CloudBedlam for Linux -- Native (C++) Impl

What? Why? How?

"Chaos Engineering is the discipline of experimenting on a distributed system in order to build confidence in the system’s capability to withstand turbulent conditions in production."

-From Netflix's Principles of Chaos Engineering Manifesto => http://principlesofchaos.org

CloudBedlam is a simple, configurable, machine-local chaotic operation orchestrator for resiliency experimentation inside virtual and physical machines. Configurable chaotic conditions are induced via fault injections and run inside individual machines. It's an easy to use Chaos Engineering tool for running chaos experiments close to your service binaries - in the machines where your services are running. This guarantees safe isolation - faults will only impact your machines and therefore only your services running on them will be impacted...; no remote communication and control - of course, you may want to add this useful facility, in which case security will become a critical feature to get right.

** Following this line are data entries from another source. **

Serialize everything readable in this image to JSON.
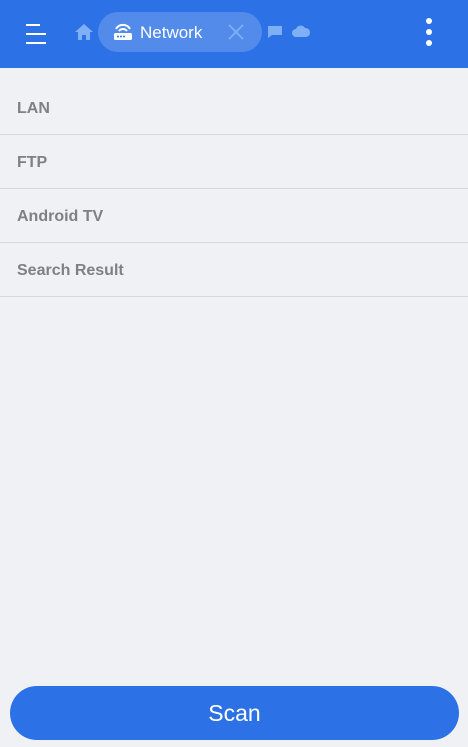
{
  "header": {
    "tab_label": "Network",
    "background_color": "#2c72e6",
    "icons": [
      "menu-icon",
      "home-icon",
      "router-icon",
      "close-icon",
      "chat-icon",
      "cloud-icon",
      "more-vert-icon"
    ]
  },
  "list": {
    "items": [
      {
        "label": "LAN"
      },
      {
        "label": "FTP"
      },
      {
        "label": "Android TV"
      },
      {
        "label": "Search Result"
      }
    ]
  },
  "footer": {
    "scan_label": "Scan"
  }
}
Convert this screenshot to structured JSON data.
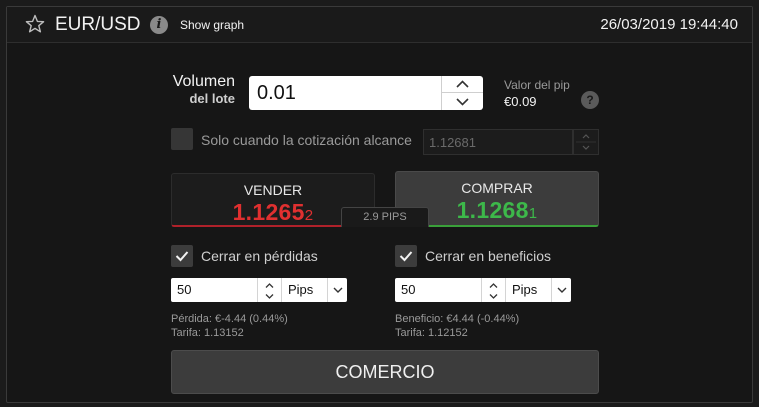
{
  "header": {
    "pair": "EUR/USD",
    "show_graph": "Show graph",
    "datetime": "26/03/2019 19:44:40",
    "icons": [
      "star-icon",
      "info-icon"
    ]
  },
  "volume": {
    "label_line1": "Volumen",
    "label_line2": "del lote",
    "value": "0.01",
    "pip_title": "Valor del pip",
    "pip_value": "€0.09",
    "help": "?"
  },
  "limit": {
    "label": "Solo cuando la cotización alcance",
    "value": "1.12681",
    "checked": false,
    "enabled": false
  },
  "sell": {
    "label": "VENDER",
    "price_main": "1.1265",
    "price_last": "2",
    "color": "#e03030"
  },
  "buy": {
    "label": "COMPRAR",
    "price_main": "1.1268",
    "price_last": "1",
    "color": "#3db84a"
  },
  "spread": "2.9 PIPS",
  "stop_loss": {
    "label": "Cerrar en pérdidas",
    "checked": true,
    "value": "50",
    "unit": "Pips",
    "info1": "Pérdida: €-4.44 (0.44%)",
    "info2": "Tarifa: 1.13152"
  },
  "take_profit": {
    "label": "Cerrar en beneficios",
    "checked": true,
    "value": "50",
    "unit": "Pips",
    "info1": "Beneficio: €4.44 (-0.44%)",
    "info2": "Tarifa: 1.12152"
  },
  "trade_button": "COMERCIO"
}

CloudBedam is useful for exercising your resiliency design and implementation under realistic failure conditions, likely finding critical flaws that may occur in weeks, months or years in compressed time, perhaps in minutes and hours.

Network emulation inside a VM enables you to verify that your Internet-facing code handles network faults correctly and/or verify that your solutions to latent or disconnected traffic states work correctly. This will help you to refine your design or even establish for the first time how you react to and recover from transient networking problems in the cloud….

Unlike, say, Netflix's ChaosMonkey, shooting down VM instances isn't the interesting chaos you create with CloudBedlam (though it is definitely interesting, incredibly useful chaos! – just different from what CloudBedlam is designed to help you experiment with…). Instead, CloudBedlam adds conditions to an otherwise happy machine that make it sad and troubled, turbulent and angry - not just killing it.

Hypothesis:

There is a useful difference between machines that are running in configurably chaotic states versus machines that pseudo-randomly disappear from the map.

Please make sure to add Chaos Monkey to your Chaos Engineering toolset. Netflix are the leaders in the Chaos Engineering domain (they invented the discipline!) and most of their tools are open source, even if baked into Spinnaker today (their open source CI/CD pipeline technology)). You can find very nice non-Spinnaker-embedded versions right here on GitHub, including an almost-full Simian Army that has been containerized!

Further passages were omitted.